Though director Chiu Chan-Kwok exhibits scant skill when it comes to endearing his tantrum-prone child heroes to the audience the performers themselves are quite personable. Sadly none of them graduated to adult stardom although co-star Siu Hung-Mui (who also performs many grueling fight sequences) had some minor success. Chiu Chan-Kwok's other films include the notable horror comedy Ghost Bustin' (1983) though he later switched to softcore porn and has been inactive since the Nineties. Actor and stunt coordinator Yau Ying-Hung continued to stage action for films like Dragon Ball: The Magic Begins (1991) which shares a similar live-action cartoon tone. He was also active as a screenwriter penning, among others, the sequel Magnificent 7 Kung Fu Kids (1989) prior to his lone directing gig: the trashy, super-low budget Tricky Guys (2000).
Lucky Seven functions as a pint-sized parody of Sammo Hung's hugely popular and influential ensemble kung fu comedy: My Lucky Stars (1985). It both co-opts and parodies several of the earlier film's gags and plot motifs. Yau Ying-Hung mimics the Jackie Chan style with sight gags and stunt sequences that hark back to silent comedy. However, Lucky Seven also lifts conceits ideas like the bike chase from BMX Bandits (1983), kids adopting Thirties gangster garb from Bugsy Malone (1976), a captive bonding with a mentally-handicapped criminal as in The Goonies (1985) and an imaginative child thrust into a dangerous conspiracy a la Cloak and Dagger (1984). Indeed the film bolts wacky family-friendly slapstick humour onto a dark crime thriller where the violence is played deadly straight. The gags frequently border on the surreal and more often than not fall flat. Take the bizarre, borderline offensive scene where the kids recoil from an ugly transvestite as he/she recreates Kelly LeBrock's intro in The Woman in Red (1984) complete with Stevie Wonder's 'I Just Called to Say I Love You'! On the other hand Chiao Pei's body-popping dance-off against a disco show-off to the sound of Wham's 'I'm Your Man' is a charming high-point. The film's purloined soundtrack is a jukebox delight including choice samples of John Carpenter's theme for Halloween (1978), Madonna's 'Material Girl' and 'Burning Heart' the song Survivor performed for Rocky IV (1985).

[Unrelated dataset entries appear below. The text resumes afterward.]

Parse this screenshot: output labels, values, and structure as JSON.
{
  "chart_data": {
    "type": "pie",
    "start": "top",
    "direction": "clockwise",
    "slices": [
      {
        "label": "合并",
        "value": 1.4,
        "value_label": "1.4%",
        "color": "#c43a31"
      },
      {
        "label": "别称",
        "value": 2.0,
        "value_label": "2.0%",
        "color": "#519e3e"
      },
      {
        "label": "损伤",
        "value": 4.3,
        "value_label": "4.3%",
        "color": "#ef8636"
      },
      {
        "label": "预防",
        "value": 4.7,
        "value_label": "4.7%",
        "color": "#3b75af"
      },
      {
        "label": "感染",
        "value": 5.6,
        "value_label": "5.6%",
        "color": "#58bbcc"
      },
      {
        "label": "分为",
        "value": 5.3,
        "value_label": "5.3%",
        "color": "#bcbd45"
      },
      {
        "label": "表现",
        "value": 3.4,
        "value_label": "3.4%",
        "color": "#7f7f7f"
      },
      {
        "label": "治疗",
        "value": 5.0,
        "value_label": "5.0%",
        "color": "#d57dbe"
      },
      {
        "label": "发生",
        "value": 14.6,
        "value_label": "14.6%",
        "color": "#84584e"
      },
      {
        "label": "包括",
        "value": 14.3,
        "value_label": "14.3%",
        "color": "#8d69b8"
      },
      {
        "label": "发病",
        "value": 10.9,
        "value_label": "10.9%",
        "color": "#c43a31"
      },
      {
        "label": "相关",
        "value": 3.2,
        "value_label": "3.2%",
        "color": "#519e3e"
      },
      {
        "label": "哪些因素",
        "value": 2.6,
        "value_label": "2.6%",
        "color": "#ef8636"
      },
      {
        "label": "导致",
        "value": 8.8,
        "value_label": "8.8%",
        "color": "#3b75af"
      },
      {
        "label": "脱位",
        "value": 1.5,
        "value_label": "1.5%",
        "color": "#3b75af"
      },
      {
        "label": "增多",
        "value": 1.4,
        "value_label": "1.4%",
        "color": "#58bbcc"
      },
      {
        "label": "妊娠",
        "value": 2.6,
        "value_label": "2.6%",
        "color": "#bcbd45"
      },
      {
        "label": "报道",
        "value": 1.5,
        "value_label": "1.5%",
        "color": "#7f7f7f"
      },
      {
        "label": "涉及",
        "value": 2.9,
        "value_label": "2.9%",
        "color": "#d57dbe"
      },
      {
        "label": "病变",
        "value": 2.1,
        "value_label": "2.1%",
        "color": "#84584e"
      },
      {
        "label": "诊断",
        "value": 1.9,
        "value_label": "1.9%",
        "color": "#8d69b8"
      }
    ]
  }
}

If the humour is alternately mawkish and crass once the action kicks in the stunt-work is fast, furious and fun. The finale alone features punch-ups, explosions, Sam Peckinpah-style slow-motion violence, glass shattering stunts and a bone-crunching face-off against two western martial arts experts (including trash ninja film regular Eugene Thomas) who pull no punches. One kid even kills a guy with a sword!